Anti-Takeover Provisions
Our Charter Documents and the DGCL contain certain provisions that may discourage an unsolicited takeover of the Company or make an unsolicited takeover of the Company more difficult. The following are some of the more significant anti-takeover provisions that are applicable to the Company:
Charter Documents
Classified Board. Our Certificate provides that our Board will be divided into three classes, with each class serving staggered terms, and that our Board has the exclusive right to expand the size of the Board and to elect directors to fill a vacancy created by the expansion of the Board or the resignation, death or removal of a director. A director may be removed from office only for cause.
Blank-Check Preferred Stock. Our Certificate authorizes our Board to designate and issue, without any further vote or action by the stockholders, preferred stock from time to time in one or more series and, with respect to each such series, to fix the number of shares constituting the series and the designation of the series, the voting powers (if any) of the shares of the series, and the preferences and relative, participating, optional and other rights, if any, and any qualifications, limitations or restrictions, of the shares of such series.
No Stockholder Action by Written Consent. Our Certificate expressly excludes the right of our stockholders to act by written consent. Stockholder action must take place at an annual meeting or at a special meeting of our stockholders.
Special Stockholder Meetings. Subject to the rights of the holders of any outstanding series of preferred stock, our Charter Documents provide that special meetings of stockholders may be called only by (i) the Chairman of our Board, (ii) a majority of our Board or (iii) our Chief Executive Officer.
Requirements for Advance Notification of Stockholder Nominations and Proposals.
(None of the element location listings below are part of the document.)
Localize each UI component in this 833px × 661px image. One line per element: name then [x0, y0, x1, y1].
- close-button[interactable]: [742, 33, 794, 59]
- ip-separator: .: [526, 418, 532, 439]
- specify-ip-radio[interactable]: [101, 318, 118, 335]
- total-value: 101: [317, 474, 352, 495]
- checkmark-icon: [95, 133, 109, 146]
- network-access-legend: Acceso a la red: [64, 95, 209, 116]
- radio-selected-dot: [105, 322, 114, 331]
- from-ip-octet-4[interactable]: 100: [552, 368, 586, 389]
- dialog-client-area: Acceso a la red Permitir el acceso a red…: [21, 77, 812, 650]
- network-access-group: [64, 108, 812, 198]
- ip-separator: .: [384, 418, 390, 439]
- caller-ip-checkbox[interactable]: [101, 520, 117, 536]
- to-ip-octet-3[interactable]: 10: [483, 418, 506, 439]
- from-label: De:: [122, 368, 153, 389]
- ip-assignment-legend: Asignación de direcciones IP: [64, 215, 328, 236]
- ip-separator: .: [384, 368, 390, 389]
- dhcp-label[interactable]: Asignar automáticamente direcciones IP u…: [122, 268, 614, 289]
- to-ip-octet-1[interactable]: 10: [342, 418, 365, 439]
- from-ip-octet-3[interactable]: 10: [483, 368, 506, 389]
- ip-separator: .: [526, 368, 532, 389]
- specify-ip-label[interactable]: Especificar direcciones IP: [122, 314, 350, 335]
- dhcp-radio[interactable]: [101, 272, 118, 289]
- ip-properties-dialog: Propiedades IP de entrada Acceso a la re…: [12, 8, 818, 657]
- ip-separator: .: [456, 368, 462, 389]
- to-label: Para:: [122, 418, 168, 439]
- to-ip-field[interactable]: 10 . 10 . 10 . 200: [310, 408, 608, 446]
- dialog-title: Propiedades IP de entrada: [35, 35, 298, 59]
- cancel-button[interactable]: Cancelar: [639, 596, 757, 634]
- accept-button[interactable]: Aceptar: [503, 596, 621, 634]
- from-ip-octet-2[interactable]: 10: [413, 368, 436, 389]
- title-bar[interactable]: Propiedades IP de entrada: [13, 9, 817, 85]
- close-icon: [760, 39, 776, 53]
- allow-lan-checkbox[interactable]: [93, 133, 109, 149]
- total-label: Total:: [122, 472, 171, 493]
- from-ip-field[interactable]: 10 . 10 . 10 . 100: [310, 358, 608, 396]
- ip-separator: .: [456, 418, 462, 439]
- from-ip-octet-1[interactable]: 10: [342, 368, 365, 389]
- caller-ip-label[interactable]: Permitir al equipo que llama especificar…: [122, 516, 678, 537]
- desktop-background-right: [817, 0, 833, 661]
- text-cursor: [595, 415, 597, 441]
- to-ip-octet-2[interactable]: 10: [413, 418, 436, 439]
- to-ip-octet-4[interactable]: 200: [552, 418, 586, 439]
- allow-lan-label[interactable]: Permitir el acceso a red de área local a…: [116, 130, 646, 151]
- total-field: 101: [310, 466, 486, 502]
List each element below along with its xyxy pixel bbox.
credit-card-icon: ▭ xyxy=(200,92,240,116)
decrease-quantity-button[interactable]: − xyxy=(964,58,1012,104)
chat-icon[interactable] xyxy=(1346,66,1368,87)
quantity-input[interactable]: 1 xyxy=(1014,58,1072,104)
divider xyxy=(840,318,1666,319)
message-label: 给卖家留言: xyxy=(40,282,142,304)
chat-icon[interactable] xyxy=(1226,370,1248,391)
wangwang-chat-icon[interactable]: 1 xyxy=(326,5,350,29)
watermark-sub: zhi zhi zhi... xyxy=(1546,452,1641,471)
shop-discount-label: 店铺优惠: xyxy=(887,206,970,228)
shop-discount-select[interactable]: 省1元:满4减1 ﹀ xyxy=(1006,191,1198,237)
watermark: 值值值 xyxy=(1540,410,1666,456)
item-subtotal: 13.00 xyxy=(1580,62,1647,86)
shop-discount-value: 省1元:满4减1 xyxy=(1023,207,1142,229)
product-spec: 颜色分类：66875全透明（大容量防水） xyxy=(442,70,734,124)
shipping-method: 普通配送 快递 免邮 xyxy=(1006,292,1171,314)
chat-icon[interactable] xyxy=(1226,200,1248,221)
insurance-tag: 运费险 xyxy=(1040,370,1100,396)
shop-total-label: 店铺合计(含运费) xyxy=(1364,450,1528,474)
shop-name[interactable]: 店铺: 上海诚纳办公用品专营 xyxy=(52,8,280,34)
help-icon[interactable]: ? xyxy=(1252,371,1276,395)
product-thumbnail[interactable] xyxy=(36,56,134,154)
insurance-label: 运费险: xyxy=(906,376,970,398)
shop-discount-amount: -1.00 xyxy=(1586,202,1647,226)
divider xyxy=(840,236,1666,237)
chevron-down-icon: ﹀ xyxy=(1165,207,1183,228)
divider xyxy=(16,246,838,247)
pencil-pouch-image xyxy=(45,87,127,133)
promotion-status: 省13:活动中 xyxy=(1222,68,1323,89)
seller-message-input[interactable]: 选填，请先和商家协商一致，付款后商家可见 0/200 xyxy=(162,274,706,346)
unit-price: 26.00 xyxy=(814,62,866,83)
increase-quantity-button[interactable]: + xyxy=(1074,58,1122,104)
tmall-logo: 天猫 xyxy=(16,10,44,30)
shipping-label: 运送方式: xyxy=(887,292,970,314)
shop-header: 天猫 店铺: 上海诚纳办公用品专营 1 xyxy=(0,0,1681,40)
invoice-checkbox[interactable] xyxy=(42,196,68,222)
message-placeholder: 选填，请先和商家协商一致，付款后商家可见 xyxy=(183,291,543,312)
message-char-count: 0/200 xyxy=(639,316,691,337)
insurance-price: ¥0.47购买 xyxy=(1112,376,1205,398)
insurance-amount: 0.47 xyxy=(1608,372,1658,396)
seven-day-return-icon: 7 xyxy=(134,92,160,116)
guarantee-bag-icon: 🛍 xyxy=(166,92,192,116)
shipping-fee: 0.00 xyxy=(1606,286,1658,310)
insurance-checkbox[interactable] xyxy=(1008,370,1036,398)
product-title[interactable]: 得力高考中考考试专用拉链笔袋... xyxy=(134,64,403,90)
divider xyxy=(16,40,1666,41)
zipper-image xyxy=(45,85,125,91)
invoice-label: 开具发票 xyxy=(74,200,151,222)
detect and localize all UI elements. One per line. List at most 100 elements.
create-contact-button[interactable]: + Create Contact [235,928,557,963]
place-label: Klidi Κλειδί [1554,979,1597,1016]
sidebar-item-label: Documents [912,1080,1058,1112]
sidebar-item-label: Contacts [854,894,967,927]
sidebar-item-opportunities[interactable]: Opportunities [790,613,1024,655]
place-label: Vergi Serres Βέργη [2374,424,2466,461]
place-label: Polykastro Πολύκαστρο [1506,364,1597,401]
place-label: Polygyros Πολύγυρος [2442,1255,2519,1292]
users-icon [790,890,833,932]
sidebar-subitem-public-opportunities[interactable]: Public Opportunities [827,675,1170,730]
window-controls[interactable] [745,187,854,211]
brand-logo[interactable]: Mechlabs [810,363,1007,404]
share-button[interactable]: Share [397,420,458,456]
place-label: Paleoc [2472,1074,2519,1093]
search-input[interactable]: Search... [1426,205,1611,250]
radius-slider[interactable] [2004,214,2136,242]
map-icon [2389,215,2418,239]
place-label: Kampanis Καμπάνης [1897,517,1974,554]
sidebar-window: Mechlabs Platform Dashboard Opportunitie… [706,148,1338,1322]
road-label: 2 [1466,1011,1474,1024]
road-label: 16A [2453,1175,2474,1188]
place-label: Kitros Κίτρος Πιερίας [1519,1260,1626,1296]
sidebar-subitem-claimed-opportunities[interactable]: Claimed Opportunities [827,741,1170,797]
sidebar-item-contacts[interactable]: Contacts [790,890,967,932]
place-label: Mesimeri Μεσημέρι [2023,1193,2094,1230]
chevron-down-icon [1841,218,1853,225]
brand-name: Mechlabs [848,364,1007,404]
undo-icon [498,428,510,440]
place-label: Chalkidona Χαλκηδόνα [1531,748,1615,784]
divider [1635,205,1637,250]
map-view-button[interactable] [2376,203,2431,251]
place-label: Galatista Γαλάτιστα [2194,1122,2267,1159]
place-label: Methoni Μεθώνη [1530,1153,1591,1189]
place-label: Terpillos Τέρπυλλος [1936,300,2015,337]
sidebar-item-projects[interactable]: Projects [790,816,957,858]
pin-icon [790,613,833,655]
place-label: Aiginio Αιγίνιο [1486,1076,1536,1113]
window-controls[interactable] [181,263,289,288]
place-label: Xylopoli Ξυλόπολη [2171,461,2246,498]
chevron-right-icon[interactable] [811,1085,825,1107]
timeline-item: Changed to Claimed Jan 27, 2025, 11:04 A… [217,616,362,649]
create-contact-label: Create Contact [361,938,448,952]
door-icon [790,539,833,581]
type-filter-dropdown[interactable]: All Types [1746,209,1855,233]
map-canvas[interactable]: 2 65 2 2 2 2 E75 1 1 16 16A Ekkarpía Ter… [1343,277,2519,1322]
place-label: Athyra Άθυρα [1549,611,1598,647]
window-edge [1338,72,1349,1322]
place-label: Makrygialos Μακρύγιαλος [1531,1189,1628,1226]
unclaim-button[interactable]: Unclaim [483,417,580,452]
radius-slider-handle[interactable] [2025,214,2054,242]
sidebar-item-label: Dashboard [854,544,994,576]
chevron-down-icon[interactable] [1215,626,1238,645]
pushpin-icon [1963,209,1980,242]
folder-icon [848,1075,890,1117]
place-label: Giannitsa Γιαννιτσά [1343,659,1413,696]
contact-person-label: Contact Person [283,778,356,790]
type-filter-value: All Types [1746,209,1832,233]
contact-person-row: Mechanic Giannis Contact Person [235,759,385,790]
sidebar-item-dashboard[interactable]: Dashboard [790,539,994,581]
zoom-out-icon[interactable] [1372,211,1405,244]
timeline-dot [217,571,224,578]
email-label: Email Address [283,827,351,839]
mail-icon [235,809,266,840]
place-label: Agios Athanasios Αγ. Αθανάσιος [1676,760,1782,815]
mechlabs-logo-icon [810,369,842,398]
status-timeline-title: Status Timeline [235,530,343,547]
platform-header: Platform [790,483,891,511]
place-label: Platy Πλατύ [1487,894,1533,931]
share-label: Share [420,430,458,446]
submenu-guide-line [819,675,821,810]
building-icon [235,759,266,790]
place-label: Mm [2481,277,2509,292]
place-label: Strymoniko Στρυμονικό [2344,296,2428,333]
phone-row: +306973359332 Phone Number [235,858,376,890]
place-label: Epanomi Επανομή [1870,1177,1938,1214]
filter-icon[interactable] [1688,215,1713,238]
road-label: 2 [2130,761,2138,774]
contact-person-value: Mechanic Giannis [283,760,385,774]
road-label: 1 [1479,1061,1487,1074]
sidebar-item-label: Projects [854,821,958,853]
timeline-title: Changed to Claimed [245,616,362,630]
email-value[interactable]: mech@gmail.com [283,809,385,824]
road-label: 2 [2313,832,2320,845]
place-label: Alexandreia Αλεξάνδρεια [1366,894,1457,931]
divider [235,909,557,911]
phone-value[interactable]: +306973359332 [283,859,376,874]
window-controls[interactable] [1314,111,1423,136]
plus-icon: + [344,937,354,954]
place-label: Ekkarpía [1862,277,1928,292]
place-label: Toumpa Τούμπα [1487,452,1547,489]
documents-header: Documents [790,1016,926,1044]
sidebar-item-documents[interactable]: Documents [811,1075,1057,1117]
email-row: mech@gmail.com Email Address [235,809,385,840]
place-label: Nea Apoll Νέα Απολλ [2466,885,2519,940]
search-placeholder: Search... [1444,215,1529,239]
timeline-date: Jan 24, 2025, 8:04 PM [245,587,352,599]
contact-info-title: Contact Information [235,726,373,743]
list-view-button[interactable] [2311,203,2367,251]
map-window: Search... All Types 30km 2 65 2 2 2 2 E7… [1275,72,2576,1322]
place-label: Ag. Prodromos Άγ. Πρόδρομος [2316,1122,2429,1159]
Under our Bylaws, stockholders of record are able to nominate persons for election to our Board or to bring other business constituting a proper matter for stockholder action only by providing proper notice to our secretary. In the case of annual meetings, proper notice must be given, generally between 90 and 120 days prior to the first anniversary of the prior year’s annual meeting as first specified in the notice of meeting (without regard to any postponements or adjournments of such meeting after such notice was first sent). Nominations of persons for election to our Board may not be brought at a special meeting unless such special meeting is held in lieu of an annual meeting, in which case such special meeting in lieu thereof shall be deemed to be an annual meeting and the requirements for proper notice for such special meeting shall be the same as those for an annual meeting. Our Bylaws also specify requirements as to the substance and form of a stockholder’s notice.
Amendments to Certificate of Incorporation and Bylaws. Our Certificate provides that the affirmative vote of holders of at least 66 2/3% of our voting stock entitled to generally vote on the matter, voting as a single class, is required to amend certain provisions of our Certificate, including provisions relating to the size of the Board, removal of directors, special meetings, actions by written consent and cumulative voting. Our Certificate provides that our Bylaws may be amended by our Board or by the affirmative vote of holders of at least 66 2/3% of our voting stock entitled generally to vote on the matter, voting together as a single class; provided that, if our Board recommends that our stockholders approve a Bylaw amendment, then that amendment requires only the affirmative vote of the holders of at least a majority of our voting stock entitled to vote, voting as a single class.